Нежничать я, понятно, не стал, женские слёзы на меня с некоторых по не действуют.
- Мария! – резко, но вполголоса сказал я. – Потрудись объяснить твое сегодняшнее поведение. Что с тобой случилось и почему ты словно тормозной жидкости обпившаяся?
- Да так… семейные проблемы… - невнятно пробубнила она.
- Семейные проблем надо решать дома! – безжалостно продолжал я, - а здесь работа. Бери отпуск за свой счёт и решай их, а на работу с ними не суйся.
- Не-е-е, - тускло улыбнулась она сквозь жалостливую мину – теперь подумаешь, брать или не брать, тут как бы в дополнение еще две ставки брать не пришлось.
- Еще две ставки тебе никто не даст, это раз. Так будешь работать – и с одной выкинут, это два. А три – ну раз проблемы с финансами, поменяйся с кем-нибудь дежурствами, потом отработаешь. Но в таком состоянии являться на работу нельзя. Хорошо, что сейчас ничего не запорола, а ведь могла бы!
- Скажите, а тут можно сделать себе серую зарплату? – внезапно задала Маша глупейший вопрос. Я от неожиданности вытаращил глаза. – Ну чтобы по документам было мало, а в реальности как всегда?

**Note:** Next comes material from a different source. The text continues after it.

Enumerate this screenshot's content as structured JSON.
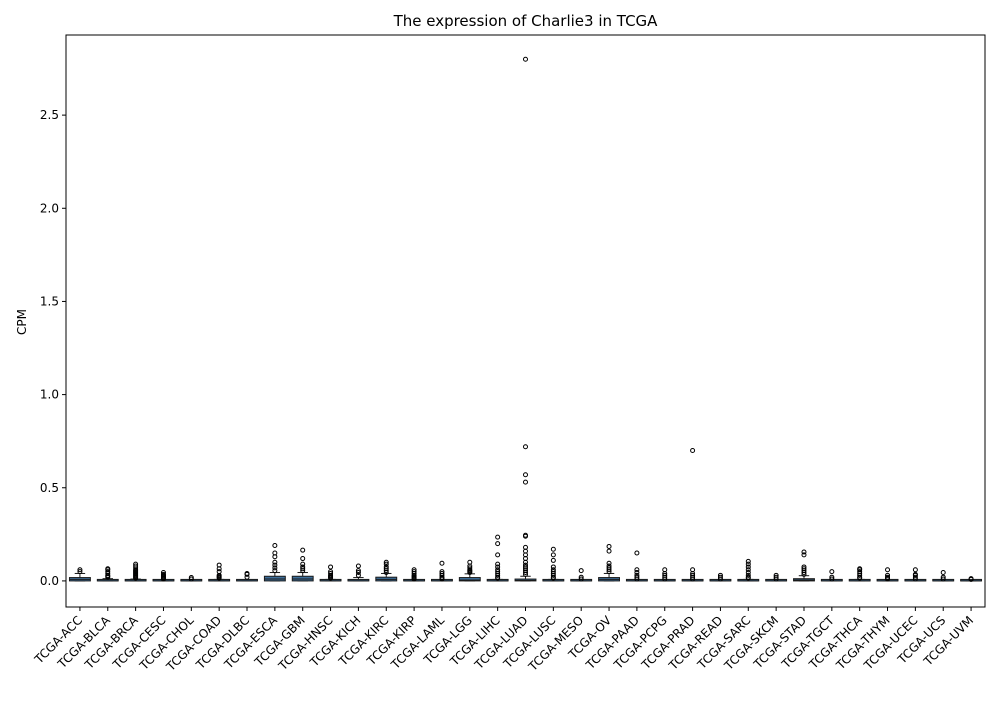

Я в двух словах разъяснил, что это невозможно и почему невозможно. Заодно и поинтересовался, зачем ей это нужно. Думаю, неужели, столь юное создание успело нахватать долгов? Хотя, учитывая разгульный образ жизни современных ОЖП и их страсть тратить деньги на всякую х**ню, ничего удивительного.
Так что услышав от нее, что долги все же есть, я не особо удивился. У нее случился приступ откровенности, ей, видимо, смертельно надо было выговориться. По ее мнению, я неплохо подходил в качестве жилетки для слез. Но я, други, честное слово, чуть не хлобыстнулся на жопу, услышав, что это за долги. Это была задолженность по… алиментам.
- Как по алиментам? – буквально остолбенел я. Известно, что в нашей насквозь матриархальной стране заставить ОЖП выплачивать алименты – затея суть нереальная. Да и вроде Мария еще и родить-то не успела, по крайней мере я не слышал, чтобы у нее дети были, да и фигура нерожавшей. Становилось уже интересно.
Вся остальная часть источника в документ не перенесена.